En bref, ils ont appliqué la recette de Keynes. Les Japonais ont refusé de laisser la récession « guérir » leur économie. Ils se sont donc retrouvées avec des entreprises moroses et des banques « zombies ». Les mauvaises entreprises étant sauvées par l’État, elles sont demeurées en opération, créant un climat économique peu propice à l’entreprenariat, à l’innovation et à la croissance. Par ailleurs, entreprises étaient tellement endettées qu’elles n’avaient pas d’argent pour investir dans leur capital productif. Ils ont par conséquent fait en sorte de prolonger le marasme économique, lequel dure encore à ce jour.
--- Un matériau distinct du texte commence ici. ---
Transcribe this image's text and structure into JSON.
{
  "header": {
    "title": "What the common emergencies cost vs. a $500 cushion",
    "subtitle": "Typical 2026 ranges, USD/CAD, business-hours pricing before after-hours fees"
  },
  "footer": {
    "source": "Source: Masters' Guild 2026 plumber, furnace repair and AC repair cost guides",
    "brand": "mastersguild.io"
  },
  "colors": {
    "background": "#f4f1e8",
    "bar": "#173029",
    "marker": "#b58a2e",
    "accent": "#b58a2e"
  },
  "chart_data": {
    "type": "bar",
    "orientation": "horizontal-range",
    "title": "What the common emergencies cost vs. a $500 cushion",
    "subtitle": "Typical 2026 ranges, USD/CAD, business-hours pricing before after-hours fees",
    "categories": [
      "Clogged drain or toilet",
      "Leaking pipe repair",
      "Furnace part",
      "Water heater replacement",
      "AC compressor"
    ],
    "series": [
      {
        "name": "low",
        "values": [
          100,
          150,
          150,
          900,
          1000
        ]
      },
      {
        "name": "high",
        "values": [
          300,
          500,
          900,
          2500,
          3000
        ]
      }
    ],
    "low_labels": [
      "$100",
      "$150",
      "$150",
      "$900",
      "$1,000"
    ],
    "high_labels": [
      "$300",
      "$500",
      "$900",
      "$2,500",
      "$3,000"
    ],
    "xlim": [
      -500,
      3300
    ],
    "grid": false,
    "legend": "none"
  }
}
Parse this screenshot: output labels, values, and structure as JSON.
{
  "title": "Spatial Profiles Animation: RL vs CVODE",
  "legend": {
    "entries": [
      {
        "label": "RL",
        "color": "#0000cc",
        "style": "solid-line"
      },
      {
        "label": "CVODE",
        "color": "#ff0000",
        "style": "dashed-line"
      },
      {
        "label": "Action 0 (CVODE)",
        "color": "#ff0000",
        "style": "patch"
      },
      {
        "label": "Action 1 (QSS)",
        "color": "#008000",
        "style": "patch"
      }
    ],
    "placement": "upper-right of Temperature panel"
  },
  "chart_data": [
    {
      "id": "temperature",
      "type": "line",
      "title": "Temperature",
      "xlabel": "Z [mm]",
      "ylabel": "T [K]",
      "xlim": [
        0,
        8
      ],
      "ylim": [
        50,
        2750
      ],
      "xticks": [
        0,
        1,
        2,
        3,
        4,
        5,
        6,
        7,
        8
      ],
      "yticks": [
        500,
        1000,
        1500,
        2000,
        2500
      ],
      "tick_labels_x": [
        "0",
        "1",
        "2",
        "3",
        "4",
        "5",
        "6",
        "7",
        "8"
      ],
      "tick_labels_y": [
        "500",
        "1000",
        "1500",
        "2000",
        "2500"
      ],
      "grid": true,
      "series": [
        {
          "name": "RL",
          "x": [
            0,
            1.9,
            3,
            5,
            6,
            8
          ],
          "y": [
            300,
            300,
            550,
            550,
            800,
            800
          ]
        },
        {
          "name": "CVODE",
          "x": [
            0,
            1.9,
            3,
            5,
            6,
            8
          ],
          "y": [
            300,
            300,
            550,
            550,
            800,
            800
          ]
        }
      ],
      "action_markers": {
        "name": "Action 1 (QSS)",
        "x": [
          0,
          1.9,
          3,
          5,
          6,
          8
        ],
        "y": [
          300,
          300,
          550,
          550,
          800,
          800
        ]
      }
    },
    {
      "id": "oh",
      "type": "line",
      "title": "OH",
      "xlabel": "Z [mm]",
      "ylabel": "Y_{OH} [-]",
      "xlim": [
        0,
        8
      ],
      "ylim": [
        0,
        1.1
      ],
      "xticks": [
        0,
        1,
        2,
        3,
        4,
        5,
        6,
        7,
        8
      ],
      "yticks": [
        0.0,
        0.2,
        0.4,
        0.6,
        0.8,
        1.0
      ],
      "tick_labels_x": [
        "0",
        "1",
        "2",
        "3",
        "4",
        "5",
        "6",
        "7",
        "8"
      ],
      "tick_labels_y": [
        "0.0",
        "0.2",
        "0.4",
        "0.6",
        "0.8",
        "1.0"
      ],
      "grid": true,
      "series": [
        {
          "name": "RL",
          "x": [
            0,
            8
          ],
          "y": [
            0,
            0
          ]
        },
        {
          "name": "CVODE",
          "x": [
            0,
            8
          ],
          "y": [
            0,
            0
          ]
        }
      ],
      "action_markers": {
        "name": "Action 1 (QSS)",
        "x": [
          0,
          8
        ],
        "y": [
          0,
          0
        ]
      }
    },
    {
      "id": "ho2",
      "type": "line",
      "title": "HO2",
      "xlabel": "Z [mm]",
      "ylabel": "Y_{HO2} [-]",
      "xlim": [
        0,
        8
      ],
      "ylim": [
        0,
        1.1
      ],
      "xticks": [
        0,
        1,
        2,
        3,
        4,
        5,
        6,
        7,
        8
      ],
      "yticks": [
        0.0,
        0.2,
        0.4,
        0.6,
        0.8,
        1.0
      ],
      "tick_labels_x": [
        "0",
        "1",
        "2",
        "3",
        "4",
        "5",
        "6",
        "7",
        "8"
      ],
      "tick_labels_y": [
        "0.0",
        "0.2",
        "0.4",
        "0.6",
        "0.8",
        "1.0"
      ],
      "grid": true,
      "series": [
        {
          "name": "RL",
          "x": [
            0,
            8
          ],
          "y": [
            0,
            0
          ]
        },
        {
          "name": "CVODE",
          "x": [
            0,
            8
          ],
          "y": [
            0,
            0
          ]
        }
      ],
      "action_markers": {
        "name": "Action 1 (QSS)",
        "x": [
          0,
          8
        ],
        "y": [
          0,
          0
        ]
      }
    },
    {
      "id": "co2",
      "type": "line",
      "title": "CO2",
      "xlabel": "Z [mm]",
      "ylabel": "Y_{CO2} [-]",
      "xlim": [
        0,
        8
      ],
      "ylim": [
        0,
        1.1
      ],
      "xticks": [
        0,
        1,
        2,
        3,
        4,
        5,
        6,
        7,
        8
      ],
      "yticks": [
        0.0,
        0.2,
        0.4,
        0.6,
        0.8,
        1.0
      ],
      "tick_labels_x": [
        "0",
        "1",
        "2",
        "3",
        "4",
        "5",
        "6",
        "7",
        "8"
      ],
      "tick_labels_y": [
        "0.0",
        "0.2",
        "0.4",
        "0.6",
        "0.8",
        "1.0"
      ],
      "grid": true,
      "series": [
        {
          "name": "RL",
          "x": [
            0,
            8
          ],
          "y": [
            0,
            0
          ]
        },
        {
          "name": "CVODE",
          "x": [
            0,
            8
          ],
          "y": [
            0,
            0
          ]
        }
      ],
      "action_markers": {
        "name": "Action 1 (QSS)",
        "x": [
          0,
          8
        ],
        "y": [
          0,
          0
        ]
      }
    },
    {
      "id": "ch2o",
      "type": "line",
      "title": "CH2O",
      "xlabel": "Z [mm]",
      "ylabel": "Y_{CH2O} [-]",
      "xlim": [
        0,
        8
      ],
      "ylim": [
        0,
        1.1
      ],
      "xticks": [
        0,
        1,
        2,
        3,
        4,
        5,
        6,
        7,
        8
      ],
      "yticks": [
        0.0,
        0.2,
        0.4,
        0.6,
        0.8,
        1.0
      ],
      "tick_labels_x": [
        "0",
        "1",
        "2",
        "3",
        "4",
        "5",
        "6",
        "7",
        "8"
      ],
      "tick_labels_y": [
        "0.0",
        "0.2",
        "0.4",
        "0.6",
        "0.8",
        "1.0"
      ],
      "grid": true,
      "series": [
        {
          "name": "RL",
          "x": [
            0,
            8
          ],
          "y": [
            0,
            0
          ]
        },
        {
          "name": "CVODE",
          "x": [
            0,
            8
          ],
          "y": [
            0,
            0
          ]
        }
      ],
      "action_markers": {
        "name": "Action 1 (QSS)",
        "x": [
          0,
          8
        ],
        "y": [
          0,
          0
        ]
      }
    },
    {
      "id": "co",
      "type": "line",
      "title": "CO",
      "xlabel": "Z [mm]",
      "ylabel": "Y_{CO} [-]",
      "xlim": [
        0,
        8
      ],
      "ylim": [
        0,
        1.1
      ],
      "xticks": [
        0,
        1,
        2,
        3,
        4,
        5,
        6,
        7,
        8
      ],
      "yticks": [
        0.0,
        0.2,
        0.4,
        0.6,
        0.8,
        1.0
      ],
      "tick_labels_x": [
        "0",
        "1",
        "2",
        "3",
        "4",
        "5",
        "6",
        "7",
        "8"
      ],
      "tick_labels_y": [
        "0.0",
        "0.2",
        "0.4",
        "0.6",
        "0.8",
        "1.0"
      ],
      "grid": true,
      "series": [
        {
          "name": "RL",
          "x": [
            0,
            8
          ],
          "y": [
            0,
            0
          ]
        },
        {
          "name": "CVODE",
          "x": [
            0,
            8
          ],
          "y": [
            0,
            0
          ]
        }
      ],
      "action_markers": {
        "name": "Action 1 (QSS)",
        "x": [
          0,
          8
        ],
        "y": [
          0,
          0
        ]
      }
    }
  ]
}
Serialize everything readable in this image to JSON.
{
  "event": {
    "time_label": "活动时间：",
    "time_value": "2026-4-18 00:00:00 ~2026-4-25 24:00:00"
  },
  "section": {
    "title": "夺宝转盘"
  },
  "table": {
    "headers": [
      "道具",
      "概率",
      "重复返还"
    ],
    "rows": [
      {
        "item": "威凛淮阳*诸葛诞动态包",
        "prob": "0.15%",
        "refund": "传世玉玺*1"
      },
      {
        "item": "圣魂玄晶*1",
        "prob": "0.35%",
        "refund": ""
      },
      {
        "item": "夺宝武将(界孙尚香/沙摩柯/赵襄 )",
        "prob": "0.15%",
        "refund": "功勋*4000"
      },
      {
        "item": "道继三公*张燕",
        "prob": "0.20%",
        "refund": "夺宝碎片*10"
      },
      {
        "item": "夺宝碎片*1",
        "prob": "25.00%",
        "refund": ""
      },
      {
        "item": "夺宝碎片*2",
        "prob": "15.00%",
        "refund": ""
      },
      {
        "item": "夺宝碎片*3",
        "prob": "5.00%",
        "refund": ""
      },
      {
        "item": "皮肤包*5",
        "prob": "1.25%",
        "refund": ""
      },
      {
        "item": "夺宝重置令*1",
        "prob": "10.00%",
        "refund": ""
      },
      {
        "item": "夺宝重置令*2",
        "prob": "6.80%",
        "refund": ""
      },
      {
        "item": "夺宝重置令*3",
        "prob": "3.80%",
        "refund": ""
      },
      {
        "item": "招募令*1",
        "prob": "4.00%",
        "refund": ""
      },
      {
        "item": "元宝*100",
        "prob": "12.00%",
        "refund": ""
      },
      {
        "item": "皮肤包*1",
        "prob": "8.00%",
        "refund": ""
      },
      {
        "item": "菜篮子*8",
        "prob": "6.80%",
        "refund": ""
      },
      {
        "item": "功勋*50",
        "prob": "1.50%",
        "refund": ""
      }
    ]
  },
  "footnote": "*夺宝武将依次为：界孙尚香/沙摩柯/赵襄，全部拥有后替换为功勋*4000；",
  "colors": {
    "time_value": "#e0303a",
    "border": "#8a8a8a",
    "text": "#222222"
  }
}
En fait, le Japon est passé à travers d’une immense bulle de crédit gonflée par la banque centrale, qui a engendré une énorme distorsion dans la structure de son économie. L’intervention gouvernementale subséquente a énormément ralenti (voire supprimé) le processus d’ajustement nécessaire à corriger cette distorsion. Finalement, le vieillissement de la population du Japon a amplifié le problème.
Est-ce que les Abenomics feront mieux ?
Depuis novembre 2012, le marché boursier Japonais (Nikkei 225) s’est apprécié de +57% (au sommet du 22 mai, l’appréciation était de 80%, mais l’indice à baissé depuis). Le taux de change du Yen relativement au dollar US s’est déprécié de -21%. Au premier trimestre de 2013, la croissance du PIB Japonais s’est accélérée à +3.5% par rapport au même trimestre l’an dernier (et +0.9% par rapport au trimestre précédent), aidé par les exportations (stimulées par la baisse du Yen) et par la consommation (la confiance des consommateurs semble s’être améliorée depuis l’annonce du plan de relance et la hausse du marché boursier). Certains observateurs en concluent, un peu trop hâtivement, que c’est la preuve que le plan de Shinzo Abe fonctionne bel et bien…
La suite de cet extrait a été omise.